Here is what we have learned about the tobacco industry in recent months, thanks to document disclosures resulting from litigation:

— The RJR papers stemming from a California lawsuit conclusively demonstrated that R.J. Reynolds marketed cigarettes to children;

— Documents from Minnesota’s suit against Big Tobacco showed the industry doing market research on children as young as five;

— Philip Morris papers released as an outgrowth of the Minnesota case even show the aggressive company to have placed its product in Muppets’ movies.

How could anyone consider granting any special protections to an industry so mendacious and predatory as to engage in these practices?

Unfortunately, Senator John McCain is now recommending exactly that. His tobacco legislation would cap the industry’s annual liability at $6.5 billion and preempts state and local government suits against Big Tobacco.

This compromise of the civil justice system would undermine the very goals tobacco control legislation is designed to achieve.

The U.S. civil justice system functions as a crucial public health tool. It plays an essential role in securing document disclosure, spurring deterrence and, indirectly, generating media and Congressional attention, building political momentum against corporate misconduct, spawning criminal investigations and regulatory initiatives and unleashing civic energies.
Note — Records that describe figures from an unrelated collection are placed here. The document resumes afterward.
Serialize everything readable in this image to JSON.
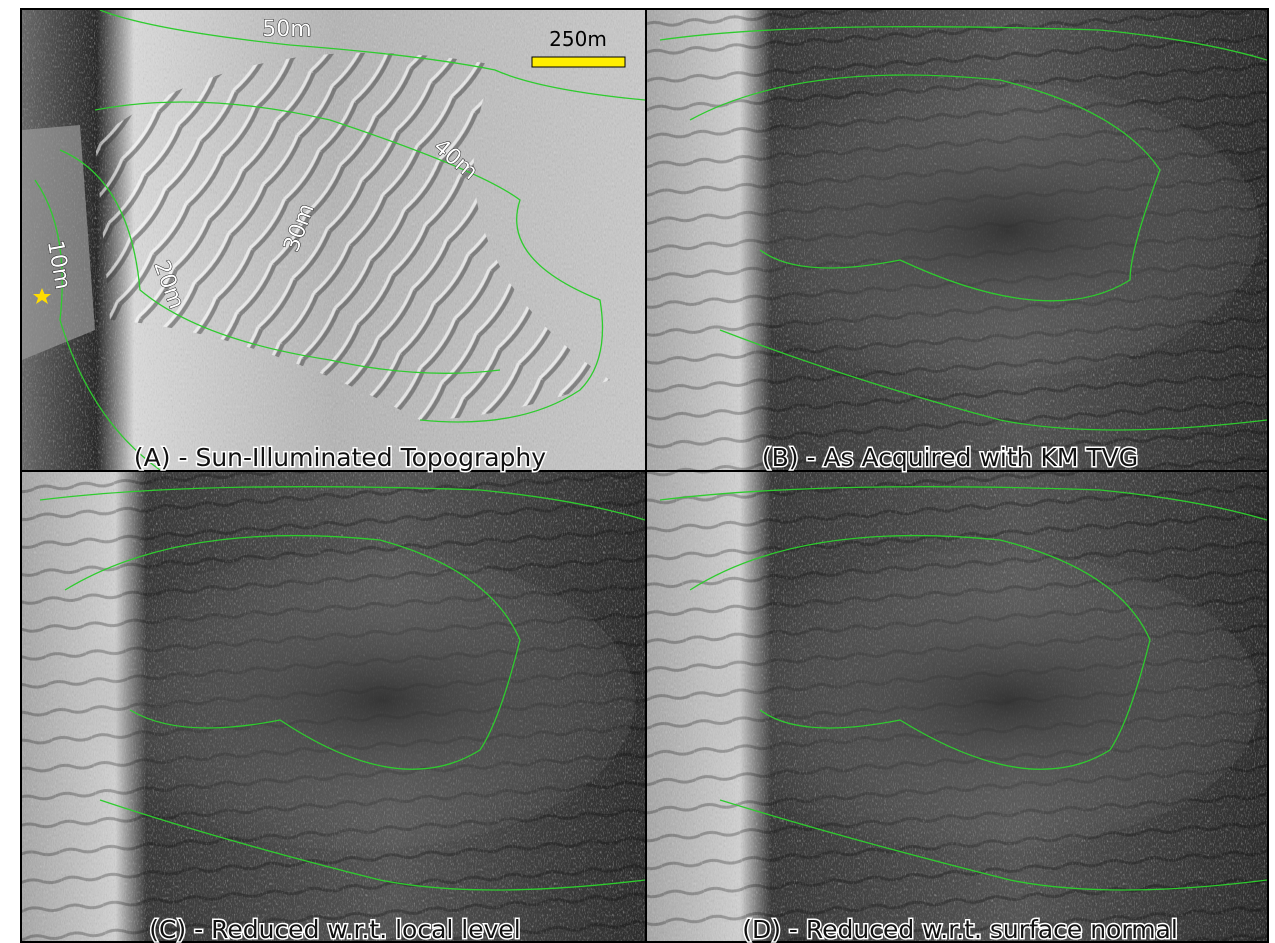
{
  "scale_bar": {
    "label": "250m"
  },
  "panels": [
    {
      "caption": "(A) - Sun-Illuminated Topography",
      "contour_labels": [
        "50m",
        "40m",
        "30m",
        "20m",
        "10m"
      ]
    },
    {
      "caption": "(B) - As Acquired with KM TVG"
    },
    {
      "caption": "(C) - Reduced w.r.t. local level"
    },
    {
      "caption": "(D) - Reduced w.r.t. surface normal"
    }
  ]
}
The civil justice system is the very disciplinarian that put Big Tobacco on the defensive. Weakening it would relieve the pressure on tobacco — and serve as a precedent for every other wrongdoing industry, which would demand similar protections as those afforded to this, the worst industry.

There is no need to cap industry liability or make other concessions to Big Tobacco in order to pass broad anti-tobacco legislation. With the political temperature still rising on Capitol Hill, a united front by tobacco’s opponents could usher in comprehensive legislation without weakening the civil justice system.

But if broad legislation cannot be achieved without compromising civil justice exposure, then the cause of tobacco control and public health would be much better served by clean, focused tobacco legislation that preserves the civil justice system.

A package of a tobacco tax increase, affirmation of Food and Drug Administration authority over tobacco and international measures could help achieve significant reductions in smoking rates, without sacrificing the tools that brought the industry to its knees.

If civil justice responsibility is preserved and “comprehensive” legislation is not passed, the tobacco control effort will not grind to a halt after this legislative session closes. The state cases against the industry will proceed, securing billions of dollars from the industry and leading to the implementation of new public health measures, as each state’s public health innovations automatically redound to the benefit of others which included “most favored nation” clauses in prior settlement agreements with the industry.

New documents will come to light. State legislatures will increasingly impose new tobacco taxes and states and localities will adopt more smoke free regulations. Private litigation of all sorts — with the attendant discoveries and disclosures — will continue. Tobacco will become an issue in this November’s election. And when Congress reconvenes next year, with momentum still strong against the industry, it may be able to consider additional tobacco control measures.

A liability cap and broad preemption of state and local government suits, by way of contrast, will decompress the political climate, create a sense in which tobacco seems a “finished” issue and remove the litigation spur to media, public, legislative and regulatory focus on tobacco. The result will be to foreclose, or at least slow, future public health policy innovations. The history of efforts to tame Big Tobacco makes clear that this approach should be avoided at all costs.